My first impression was of a thrashing heavy assault. Oodles of brutality and aggression mark the violent “Pillars of Dismay”. The blazing wall of noise eliminates any thoughts of cleanliness. It’s fast, dirty, growly and instrumentally loud. At eleven minutes, you sense that the title track “Towards the Ultimate Extinction” is going to be a major affair, and it is. The thrashing devastation and destruction continues. The sheer chaos and turbulence recall Marduk, a bit of Impaled Nazarene and a particular favourite of mine Impiety. Of course eleven minutes of pure thrash wouldn’t work, and indeed midway through “Towards the Ultimate Extinction”, it slows down and a deathly dirge follows a few words from the devil. The fire restarts, and the explosion of drum, guitar and vocal work resumes its course of devastation. The echoing blackness roars through the vigorous “Till Relentless Salvation Comes”. It’s a riot of forward-driving chaos. Distant cries and deep growls resound in the furious but happily melodic carnage. The chorus makes this into a form of thrash-black hardcore. This whole album is the depiction of ruinous landscapes, wastelands, burning embers and devastation. “Along the Infernal Hallways” blasts on relentlessly, casting all asunder. It slows down but it’s no less dark or putrid. The guitar plays a creepy line, and echoing voices convey death and destruction before the breathless end. The more I listened, the more I equated this to all-out war. It’s Endstille without the tanks. Is there no end to this violence? Well, apparently not as “Awakening the Depraved Era seems faster, harder and more extreme than ever. Yet the razor-edge riff lines hold together and along with manic drumming, help to keep this most pulsating of albums driving forward to the goal of destruction. Here and there a solo appears, as it does on “Hegemony of the Ruinous Impurity”, but it never gets in the way of the remorseless and thrash-laden juggernaut. The title of the last track sums it all up really: “Maelstroms of Antireligious Chaos”. Rarely has chaos been so pulsating.

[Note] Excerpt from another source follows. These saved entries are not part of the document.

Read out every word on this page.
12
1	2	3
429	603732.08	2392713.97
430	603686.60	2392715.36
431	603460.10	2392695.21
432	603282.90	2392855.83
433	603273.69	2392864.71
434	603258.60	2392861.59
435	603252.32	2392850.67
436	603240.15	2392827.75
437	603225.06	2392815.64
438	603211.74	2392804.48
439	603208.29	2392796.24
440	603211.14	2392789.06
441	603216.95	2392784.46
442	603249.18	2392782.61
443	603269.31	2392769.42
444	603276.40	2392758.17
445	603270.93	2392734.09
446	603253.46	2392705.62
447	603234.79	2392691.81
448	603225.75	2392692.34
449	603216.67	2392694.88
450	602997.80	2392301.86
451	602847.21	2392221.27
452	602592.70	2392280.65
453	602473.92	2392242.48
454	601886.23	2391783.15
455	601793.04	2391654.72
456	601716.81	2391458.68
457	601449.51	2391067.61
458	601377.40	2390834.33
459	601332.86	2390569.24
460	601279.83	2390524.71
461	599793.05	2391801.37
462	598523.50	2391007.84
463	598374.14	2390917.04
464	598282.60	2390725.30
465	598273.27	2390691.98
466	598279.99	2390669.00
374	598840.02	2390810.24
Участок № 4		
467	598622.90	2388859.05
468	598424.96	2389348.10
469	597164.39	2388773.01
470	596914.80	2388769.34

From the outset, you know where you stand with this. Persecutory hold nothing back. To their great credit, there’s no stopping for breath or delicate subtlety. In fact it is sophisticated while never compromising on its extremity. Sheer energy and carnage fall out of this appropriately-titled album. I reckon Persecutory would be a blast live, but for now this recording will do. “Towards The Ultimate Extinction” is well worth a listen and will brings demons into your life or blow them apart, as is your preference.